B : L’armement maritime
« Il permet de viser des marchés que leurs transporteurs habituels du Nord de l’Europe ne fréquentent pas Dès les années 1720, les registres de l’amirauté de Sète enregistrent des prises de participations Fraissinet sur de nombreux bâtiments (2)».

C : Le négoce de produits complémentaires trafiqués sur tout le bassin occidental de la Méditerranée : céréales, bois, cercles de futailles, laines et draperies.
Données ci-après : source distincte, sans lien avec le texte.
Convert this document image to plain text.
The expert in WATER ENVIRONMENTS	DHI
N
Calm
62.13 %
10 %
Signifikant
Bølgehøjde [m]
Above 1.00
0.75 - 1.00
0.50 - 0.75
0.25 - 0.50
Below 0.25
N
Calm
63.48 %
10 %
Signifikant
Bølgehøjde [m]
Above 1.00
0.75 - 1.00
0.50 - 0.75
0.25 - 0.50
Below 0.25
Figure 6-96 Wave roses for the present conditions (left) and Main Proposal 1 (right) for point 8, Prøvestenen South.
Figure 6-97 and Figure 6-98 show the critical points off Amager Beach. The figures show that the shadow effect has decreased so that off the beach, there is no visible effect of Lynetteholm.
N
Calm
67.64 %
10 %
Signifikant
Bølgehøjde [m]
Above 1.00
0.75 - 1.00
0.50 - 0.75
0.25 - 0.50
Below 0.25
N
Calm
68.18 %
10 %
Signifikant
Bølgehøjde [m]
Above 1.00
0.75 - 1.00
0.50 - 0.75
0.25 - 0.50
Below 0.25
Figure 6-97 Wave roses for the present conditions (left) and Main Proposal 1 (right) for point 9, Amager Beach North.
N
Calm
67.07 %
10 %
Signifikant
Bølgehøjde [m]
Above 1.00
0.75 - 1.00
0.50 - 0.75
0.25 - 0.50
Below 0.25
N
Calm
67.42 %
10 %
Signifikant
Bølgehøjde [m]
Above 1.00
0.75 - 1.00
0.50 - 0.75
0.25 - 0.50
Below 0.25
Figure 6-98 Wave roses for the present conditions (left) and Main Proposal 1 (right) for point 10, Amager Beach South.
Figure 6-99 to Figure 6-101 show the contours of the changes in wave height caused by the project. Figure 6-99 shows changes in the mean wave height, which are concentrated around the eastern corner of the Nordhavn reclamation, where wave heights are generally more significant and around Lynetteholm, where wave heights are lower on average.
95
Un bilan établi en 1763 montre l’étendue des activités de l’entreprise : « Derrière la Hollande, où se rencontre son principal créancier, se trouvent Hambourg et Saint-Pétersbourg. L’Espagne, l’Italie (Gène), le Ponant (Rouen Dunkerque), la Méditerranée orientale (Le Caire), le Midi de la France (Marseille, Toulouse, Bordeaux), et enfin Genève, ne viennent que bien plus loin pour le montant de leurs engagements (2). »

La plupart des faillites Fraissinet entre 1730 et 1770 sont liées à un état de guerre. Notons que les Anglais occupent Sète deux jours en 1710 mais en sont chassés par le duc de Noailles.

Vie familiale

Antoine épouse le 1er mars 1718 à Montpellier, Notre-Dame-des Tables, Jeanne Boichon (1692-1782) – ou Boischon – fille d’un Maître fourbisseur, c’est-à-dire un spécialiste de l’entretien des armes (3).

Ils auront huit enfants:
1) Antoine Isaac né en 1719
2) Jean 1720-1790
3) Isaac 1721
4) Barthélémy
5) Marc III (1732-1801) qui prend la succession de son père à Sète
6) Marie Constance (1733-1801) épouse Jean David Baux en affaire avec son frère Jean à Marseille.
7) Marie
8) une fille morte en bas âge

Il décède le 31 octobre 1760 à Montpellier est est inhumé le 3 novembre

Les dates sont moins précises pour Jean Isaac (4) et (6). Il se marie deux fois, la première, en 1722, à Ganges (34), avec Anne Gervais, dont :
1) Thérèse Marguerite ( 1723-1778)
2) Marc

La deuxième, à Montpellier, le 27 mars 1727, avec Marie Tesses, fille de Pierre Tesses, notaire, dont :
3) Typhaine Marie (1731-?)
4) Pierre
5) Isaac V

et meurt en 1749 à Montpellier.

Un quai Fraissinet a longtemps existé à Sète. La carte postale ci-dessous montre bien l’activité de négoce du vin qui s’y déroule.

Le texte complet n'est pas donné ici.